Faktanya, masih banyak relawan yang berasal dari komunitas dan tak tercatat oleh pemerintah Sulawesi Barat. Safaruddin maklum para relawan tak resmi itu punya niat baik memberikan pertolongan secara cepat kepada para korban gempa. "Para relawan yang tidak terdaftar itu ada yang mengalami gejala sakit. Setelah dites, ternyata reaktif," kata pria yang menjabat Kepala Dinas Komunikasi Informasi, Statistik, dan Persandian Sulawesi Barat itu.
Pemerintah provinsi khawatir terjadi penularan Covid-19 di pengungsian lantaran para relawan yang reaktif tersebut sudah turun ke lapangan membantu masyarakat. Ditambah lagi, pada hari-hari pertama pasca-gempa berkekuatan magnitudo 6,2 itu, masyarakat berkumpul di sejumlah titik pengungsian. "Saat itu kami agak susah menerapkan protokol kesehatan karena masyarakatnya banyak dan fasilitasnya minim, termasuk tes cepat," kata Safaruddin.
Menurut Safaruddin, saat ini jumlah pengungsi di sejumlah wilayah Sulawesi Barat sudah menurun. Sebab, pemerintah sudah mengimbau masyarakat yang rumahnya mengalami kerusakan kecil dan sedang untuk pulang. "Kurang-lebih setengah dari pengungsi sudah kembali ke rumah," kata Safaruddin.
Kini, pemerintah provinsi dan Satuan Tugas Penanganan Covid-19 bisa lebih leluasa menerapkan protokol kesehatan ketat di lokasi pengungsian. Termasuk menjaga jarak antar-warga hingga mewajibkan rutin cuci tangan.
Selain itu, pemerintah provinsi akan melakukan upaya pengetesan dan pelacakan terhadap masyarakat di pengungsian yang mengalami gejala Covid-19. Sayangnya, Safaruddin belum mengantongi informasi berapa jumlah warga yang tertular Covid-19 dari barak pengungsian.
Sabtu lalu, Gubernur Sulawesi Barat Ali Baal Masdar meminta Bupati Majene dan Mamuju menyiapkan data kebutuhan logistik untuk masyarakat yang terkena dampak gempa. Tujuannya agar pemerintah bisa menyalurkan bantuan secara tepat sasaran untuk masyarakat di pengungsian.
Bupati Majene, Lukman, mengatakan kendala terbesar di wilayahnya adalah kekurangan tenda, fasilitas sanitasi, dan kebersihan lingkungan di sekitar pengungsian.
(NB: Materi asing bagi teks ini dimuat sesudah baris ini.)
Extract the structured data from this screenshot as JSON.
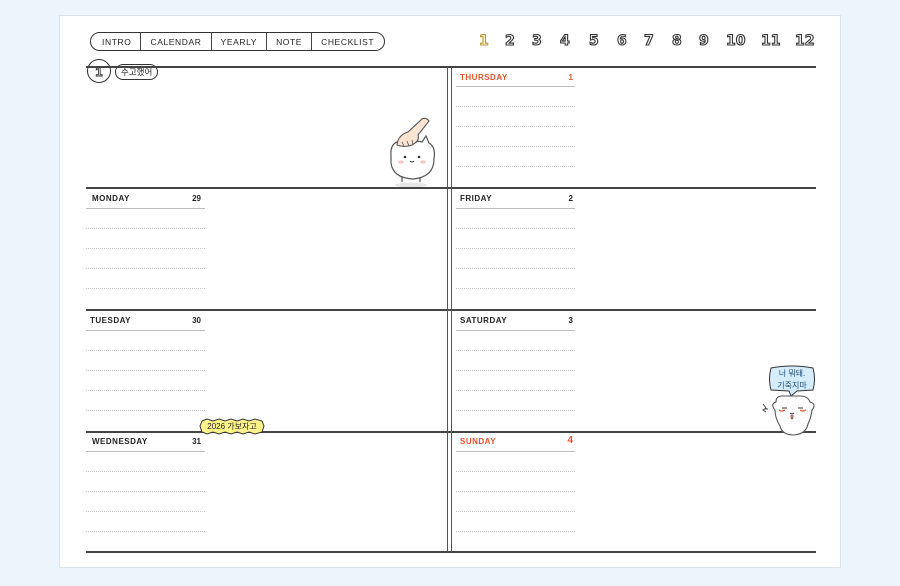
{
  "nav": {
    "tabs": [
      "INTRO",
      "CALENDAR",
      "YEARLY",
      "NOTE",
      "CHECKLIST"
    ],
    "months": [
      "1",
      "2",
      "3",
      "4",
      "5",
      "6",
      "7",
      "8",
      "9",
      "10",
      "11",
      "12"
    ],
    "active_month": "1"
  },
  "week": {
    "month_badge": "1",
    "month_tag": "수고했어",
    "days": [
      {
        "label": "MONDAY",
        "num": "29"
      },
      {
        "label": "TUESDAY",
        "num": "30"
      },
      {
        "label": "WEDNESDAY",
        "num": "31"
      },
      {
        "label": "THURSDAY",
        "num": "1"
      },
      {
        "label": "FRIDAY",
        "num": "2"
      },
      {
        "label": "SATURDAY",
        "num": "3"
      },
      {
        "label": "SUNDAY",
        "num": "4"
      }
    ]
  },
  "stickers": {
    "year_label": "2026 가보자고",
    "speech_line1": "너 뭐돼.",
    "speech_line2": "기죽지마"
  },
  "colors": {
    "accent_red": "#e4522b",
    "active_month": "#b79a3c",
    "sticker_yellow": "#fff38a",
    "speech_blue": "#d4ecfb"
  }
}
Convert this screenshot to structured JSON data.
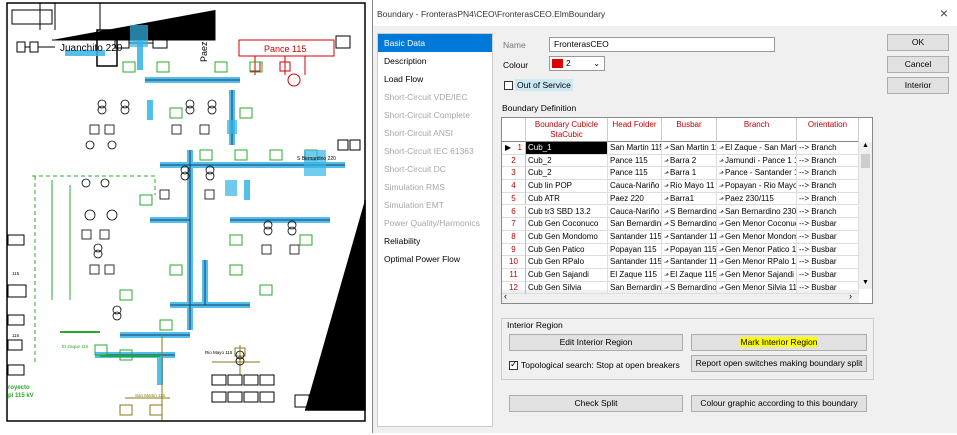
{
  "dialog": {
    "title": "Boundary - FronterasPN4\\CEO\\FronterasCEO.ElmBoundary",
    "close": "×",
    "nav": [
      {
        "label": "Basic Data",
        "state": "active"
      },
      {
        "label": "Description",
        "state": "normal"
      },
      {
        "label": "Load Flow",
        "state": "normal"
      },
      {
        "label": "Short-Circuit VDE/IEC",
        "state": "disabled"
      },
      {
        "label": "Short-Circuit Complete",
        "state": "disabled"
      },
      {
        "label": "Short-Circuit ANSI",
        "state": "disabled"
      },
      {
        "label": "Short-Circuit IEC 61363",
        "state": "disabled"
      },
      {
        "label": "Short-Circuit DC",
        "state": "disabled"
      },
      {
        "label": "Simulation RMS",
        "state": "disabled"
      },
      {
        "label": "Simulation EMT",
        "state": "disabled"
      },
      {
        "label": "Power Quality/Harmonics",
        "state": "disabled"
      },
      {
        "label": "Reliability",
        "state": "normal"
      },
      {
        "label": "Optimal Power Flow",
        "state": "normal"
      }
    ],
    "name_label": "Name",
    "name_value": "FronterasCEO",
    "colour_label": "Colour",
    "colour_value": "2",
    "colour_swatch": "#e00000",
    "out_of_service": "Out of Service",
    "boundary_definition": "Boundary Definition",
    "buttons": {
      "ok": "OK",
      "cancel": "Cancel",
      "interior": "Interior"
    },
    "table": {
      "headers": [
        "Boundary Cubicle StaCubic",
        "Head Folder",
        "Busbar",
        "Branch",
        "Orientation"
      ],
      "rows": [
        {
          "n": "1",
          "cubicle": "Cub_1",
          "folder": "San Martin 115",
          "busbar": "San Martin 11",
          "branch": "El Zaque - San Marti",
          "orient": "--> Branch"
        },
        {
          "n": "2",
          "cubicle": "Cub_2",
          "folder": "Pance 115",
          "busbar": "Barra 2",
          "branch": "Jamundi - Pance 1 1",
          "orient": "--> Branch"
        },
        {
          "n": "3",
          "cubicle": "Cub_2",
          "folder": "Pance 115",
          "busbar": "Barra 1",
          "branch": "Pance - Santander 1",
          "orient": "--> Branch"
        },
        {
          "n": "4",
          "cubicle": "Cub lin POP",
          "folder": "Cauca-Nariño",
          "busbar": "Rio Mayo 11",
          "branch": "Popayan - Rio Mayo 1",
          "orient": "--> Branch"
        },
        {
          "n": "5",
          "cubicle": "Cub ATR",
          "folder": "Paez 220",
          "busbar": "Barra1",
          "branch": "Paez 230/115",
          "orient": "--> Branch"
        },
        {
          "n": "6",
          "cubicle": "Cub tr3 SBD 13.2",
          "folder": "Cauca-Nariño",
          "busbar": "S Bernardino",
          "branch": "San Bernardino 230/",
          "orient": "--> Branch"
        },
        {
          "n": "7",
          "cubicle": "Cub Gen Coconuco",
          "folder": "San Bernardino",
          "busbar": "S Bernardino",
          "branch": "Gen Menor Coconuc",
          "orient": "--> Busbar"
        },
        {
          "n": "8",
          "cubicle": "Cub Gen Mondomo",
          "folder": "Santander 115",
          "busbar": "Santander 11",
          "branch": "Gen Menor Mondom",
          "orient": "--> Busbar"
        },
        {
          "n": "9",
          "cubicle": "Cub Gen Patico",
          "folder": "Popayan 115",
          "busbar": "Popayan 115",
          "branch": "Gen Menor Patico 1",
          "orient": "--> Busbar"
        },
        {
          "n": "10",
          "cubicle": "Cub Gen RPalo",
          "folder": "Santander 115",
          "busbar": "Santander 11",
          "branch": "Gen Menor RPalo 11",
          "orient": "--> Busbar"
        },
        {
          "n": "11",
          "cubicle": "Cub Gen Sajandi",
          "folder": "El Zaque 115",
          "busbar": "El Zaque 115",
          "branch": "Gen Menor Sajandi",
          "orient": "--> Busbar"
        },
        {
          "n": "12",
          "cubicle": "Cub Gen Silvia",
          "folder": "San Bernardino",
          "busbar": "S Bernardino",
          "branch": "Gen Menor Silvia 11",
          "orient": "--> Busbar"
        }
      ]
    },
    "interior_region": "Interior Region",
    "edit_interior": "Edit Interior Region",
    "mark_interior": "Mark Interior Region",
    "topological": "Topological search: Stop at open breakers",
    "report_open": "Report open switches making boundary split",
    "check_split": "Check Split",
    "colour_graphic": "Colour graphic according to this boundary"
  },
  "diagram": {
    "labels": {
      "juanchito": "Juanchito 220",
      "paez": "Paez 220",
      "pance": "Pance 115",
      "sbernardino": "S Bernardino 220",
      "proyecto": "royecto",
      "kv": "pi 115 kV",
      "riomayo": "Rio Mayo 115",
      "sanmartin": "San Martin 115",
      "zaque": "El Zaque 115",
      "left115": "115",
      "left116": "116"
    }
  }
}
Tak sedikit masyarakat yang mulai terserang penyakit. "Bahkan kemarin ada yang meninggal setelah gempa, tapi bukan akibat gempa, melainkan kondisi yang tidak sehat di pengungsian," kata Lukman.
Sementara itu, Wakil Bupati Mamuju Irwan Pababari mengatakan tantangan di wilayahnya adalah mengajak masyarakat pulang ke rumah masing-masing. Sebab, sebagian warga masih belum merasa aman pulang ke rumah.
Mamuju membutuhkan tenda darurat untuk diberikan kepada masyarakat. Tujuannya, tenda itu bisa dipasang di depan rumah mereka sebagai antisipasi gempa susulan terjadi. "Ini jadi beban misi bagaimana mengurangi pengungsian dengan memberikan edukasi dan sosialisasi kepada masyarakat," kata Irwan.